By definition, arithmetic involving char and int converts everything to int before proceeding.
so c-'0'
is an integer expression.
1.7 Functions
In C, a function is equivalent to a subroutine or function, Encapsulate in a back box.
#include <stdio.h>
main()
{
int i;
for (i = 0; i<10; ++i)
printf("%d %d %d\n", i, power(2,i), power(-3,i));
}
power(x, n) /* raise x to nth power; n>0 */
int x, n;
{
int i, p;
p = 1;
for (i = 1; i<=n; ++i)
p = p * x;
return (p);
}
Each function has the same form:
name (argument list, if any)
argument declarations, if any
declarations
statements
1.8 Arguments - Call by Value
In C, function arguments are passed by value. This means the function is given the value of it’s arguments in temporary variables (on a stack) rather than on their address.
Passing ‘by value’ has become the norm after C as it doesn’t allow the called code to mess with the arguments and create side effects.
The call stack that made it possible to pass by value also made it possible for the function to call itself recursively.

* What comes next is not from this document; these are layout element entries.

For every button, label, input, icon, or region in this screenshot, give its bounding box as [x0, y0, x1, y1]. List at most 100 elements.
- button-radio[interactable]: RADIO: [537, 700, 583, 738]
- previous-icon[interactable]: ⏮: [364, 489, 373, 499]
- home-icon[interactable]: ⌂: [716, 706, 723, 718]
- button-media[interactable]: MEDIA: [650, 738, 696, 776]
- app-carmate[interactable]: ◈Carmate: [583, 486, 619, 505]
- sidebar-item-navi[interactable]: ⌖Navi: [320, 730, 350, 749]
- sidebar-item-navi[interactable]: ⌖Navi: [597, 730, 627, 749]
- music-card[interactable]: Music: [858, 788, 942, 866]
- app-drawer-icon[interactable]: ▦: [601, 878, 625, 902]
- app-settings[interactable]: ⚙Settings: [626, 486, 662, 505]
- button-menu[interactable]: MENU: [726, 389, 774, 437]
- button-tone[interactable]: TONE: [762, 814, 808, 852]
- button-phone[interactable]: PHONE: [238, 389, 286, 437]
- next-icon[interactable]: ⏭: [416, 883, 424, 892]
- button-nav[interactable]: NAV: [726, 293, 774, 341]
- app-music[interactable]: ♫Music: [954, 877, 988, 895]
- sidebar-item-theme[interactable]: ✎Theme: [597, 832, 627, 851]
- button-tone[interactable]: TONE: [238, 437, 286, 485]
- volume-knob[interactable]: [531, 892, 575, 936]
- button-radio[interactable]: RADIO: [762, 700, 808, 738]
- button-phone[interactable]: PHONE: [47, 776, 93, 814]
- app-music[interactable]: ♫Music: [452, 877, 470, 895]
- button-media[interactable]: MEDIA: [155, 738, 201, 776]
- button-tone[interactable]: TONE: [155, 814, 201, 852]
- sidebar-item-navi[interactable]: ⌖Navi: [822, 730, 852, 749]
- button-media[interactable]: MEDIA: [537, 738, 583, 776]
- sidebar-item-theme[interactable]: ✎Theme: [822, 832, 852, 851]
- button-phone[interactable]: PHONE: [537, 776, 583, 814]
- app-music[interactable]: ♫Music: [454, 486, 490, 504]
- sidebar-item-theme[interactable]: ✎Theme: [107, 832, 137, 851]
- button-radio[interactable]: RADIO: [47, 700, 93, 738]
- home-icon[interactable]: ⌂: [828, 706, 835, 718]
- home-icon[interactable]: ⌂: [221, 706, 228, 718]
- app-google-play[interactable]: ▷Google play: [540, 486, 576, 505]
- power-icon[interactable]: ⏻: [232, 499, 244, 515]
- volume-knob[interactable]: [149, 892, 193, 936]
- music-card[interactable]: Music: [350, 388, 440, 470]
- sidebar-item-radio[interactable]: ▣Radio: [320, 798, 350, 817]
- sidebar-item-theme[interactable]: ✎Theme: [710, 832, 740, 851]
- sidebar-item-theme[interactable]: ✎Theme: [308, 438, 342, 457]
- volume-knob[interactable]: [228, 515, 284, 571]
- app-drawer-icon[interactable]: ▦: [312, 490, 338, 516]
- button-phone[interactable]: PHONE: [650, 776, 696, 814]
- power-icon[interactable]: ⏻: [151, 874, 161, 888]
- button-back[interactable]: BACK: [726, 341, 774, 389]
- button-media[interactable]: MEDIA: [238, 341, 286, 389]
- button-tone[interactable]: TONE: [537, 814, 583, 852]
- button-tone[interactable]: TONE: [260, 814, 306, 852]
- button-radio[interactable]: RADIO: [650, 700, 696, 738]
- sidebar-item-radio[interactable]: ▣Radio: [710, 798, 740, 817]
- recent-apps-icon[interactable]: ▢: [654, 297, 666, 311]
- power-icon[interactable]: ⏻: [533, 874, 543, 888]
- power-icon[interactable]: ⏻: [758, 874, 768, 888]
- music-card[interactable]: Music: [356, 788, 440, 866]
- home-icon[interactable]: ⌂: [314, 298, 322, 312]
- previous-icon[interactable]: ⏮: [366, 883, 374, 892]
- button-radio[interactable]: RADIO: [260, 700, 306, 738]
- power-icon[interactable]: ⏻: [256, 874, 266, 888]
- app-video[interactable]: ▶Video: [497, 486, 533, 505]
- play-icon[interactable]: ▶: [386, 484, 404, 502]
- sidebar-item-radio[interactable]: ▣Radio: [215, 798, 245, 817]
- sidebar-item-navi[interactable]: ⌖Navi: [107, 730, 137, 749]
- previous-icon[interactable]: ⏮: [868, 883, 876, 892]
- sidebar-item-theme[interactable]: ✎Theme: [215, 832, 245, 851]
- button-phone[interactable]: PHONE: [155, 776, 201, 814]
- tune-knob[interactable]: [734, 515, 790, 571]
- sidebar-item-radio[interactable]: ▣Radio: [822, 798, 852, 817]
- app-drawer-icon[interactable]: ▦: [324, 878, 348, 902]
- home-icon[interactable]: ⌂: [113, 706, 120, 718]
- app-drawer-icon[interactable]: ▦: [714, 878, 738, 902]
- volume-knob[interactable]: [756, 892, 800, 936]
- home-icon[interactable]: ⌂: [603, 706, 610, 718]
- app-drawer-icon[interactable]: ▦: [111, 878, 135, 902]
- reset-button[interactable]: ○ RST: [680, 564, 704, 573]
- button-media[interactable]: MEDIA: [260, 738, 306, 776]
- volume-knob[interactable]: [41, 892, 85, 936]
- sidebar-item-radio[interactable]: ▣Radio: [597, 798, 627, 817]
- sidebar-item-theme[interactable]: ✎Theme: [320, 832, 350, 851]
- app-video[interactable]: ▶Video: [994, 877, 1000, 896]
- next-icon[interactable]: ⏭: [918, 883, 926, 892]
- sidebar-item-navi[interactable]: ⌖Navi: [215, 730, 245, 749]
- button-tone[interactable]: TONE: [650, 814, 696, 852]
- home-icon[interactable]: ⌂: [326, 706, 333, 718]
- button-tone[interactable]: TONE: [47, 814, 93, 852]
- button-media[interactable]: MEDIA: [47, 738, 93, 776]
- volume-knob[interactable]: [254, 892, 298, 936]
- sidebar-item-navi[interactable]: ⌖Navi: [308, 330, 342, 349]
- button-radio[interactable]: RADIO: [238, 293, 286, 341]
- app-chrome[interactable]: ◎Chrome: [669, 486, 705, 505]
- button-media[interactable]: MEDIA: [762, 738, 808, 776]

In python, simple variables like integers and strings are passed by value while Structured data like Dict and list are passed by reference.
power(x, n)
int x, n;
{
int i, p;
for (p = 1; n>0; --n)
p = p*x;
return (p);
}
The argument n is used as a temporary variable which counts down till it becomes 0. So no need of i.
1.9 Character Arrays
#include <stdio.h>
#define MAXLINE 1000 /* max input line size*/
main() /* find longest line */
{
int len; /* current line length */
int max; /* Max length seen so far */
char line[MAXLINE]; /* current input line */
char save[MAXLINE]; /* longest line, saved */
max = 0;
while ((len = get_line(line, MAXLINE)) > 0 )
if (len > max) {
max = len;
copy(line, save);
}
if (max > 0) /* there was a line */
printf("%s", save);
}
get_line(s, lim) /* get line into s, return length */
char s[];
int lim;
{
int c, i;
for (i=0; i<lim-1 && (c=getchar()) != EOF && c!='\n'; ++i )
s[i] = c;
if (c == '\n') {
s[i] = c;
++i;
}
s[i] = '/0';
return(i);
}
copy(s1, s2) /* copy s1 to s2; assume s2 big enough */
char s1[], s2[];
{
int i;
i = 0;
while ((s2[i] = s1[i]) != '\0' )
++i;
}
1.10 Scope; External Variable
The variables in main(line, save) are private or local to main as they are declared within main. No other functions have direct access to them.
The variable in a routine comes to life only if the function is called and disappears when the function exists.
Global variables which are declared outside can be accessed by any function. They retain their value as they do not disappear.
The variable must also be declared in each function that wants to access it. this maybe done wither by explicit extern
declaration or implicitly by context.
#include <stdio.h>
#define MAXLINE 1000 /* max input line size*/
char line[MAXLINE]; /* current input line */
char save[MAXLINE]; /* longest line, saved */
int max; /* Max length seen so far */
main() /* find longest line */
{
int len; /* current line length */
extern int max;
extern char save[];
max = 0;
while ((len = get_line()) > 0 )
if (len > max) {
max = len;
copy();
}
if (max > 0) /* there was a line */
printf("%s", save);
}
get_line() /* get line into s, return length */
{
int c, i;
extern char line[];
for (i=0; i<MAXLINE-1 && (c=getchar()) != EOF && c!='\n'; ++i )
line[i] = c;
if (c == '\n') {
line[i] = c;
++i;
}
line[i] = '\0';
return(i);
}
copy() /* copy s1 to s2; assume s2 big enough */
{
int i;
extern char line[], save[];
i = 0;
while ((save[i] = line[i]) != '\0' )
++i;
}
The external variables are there even when you don’t want them.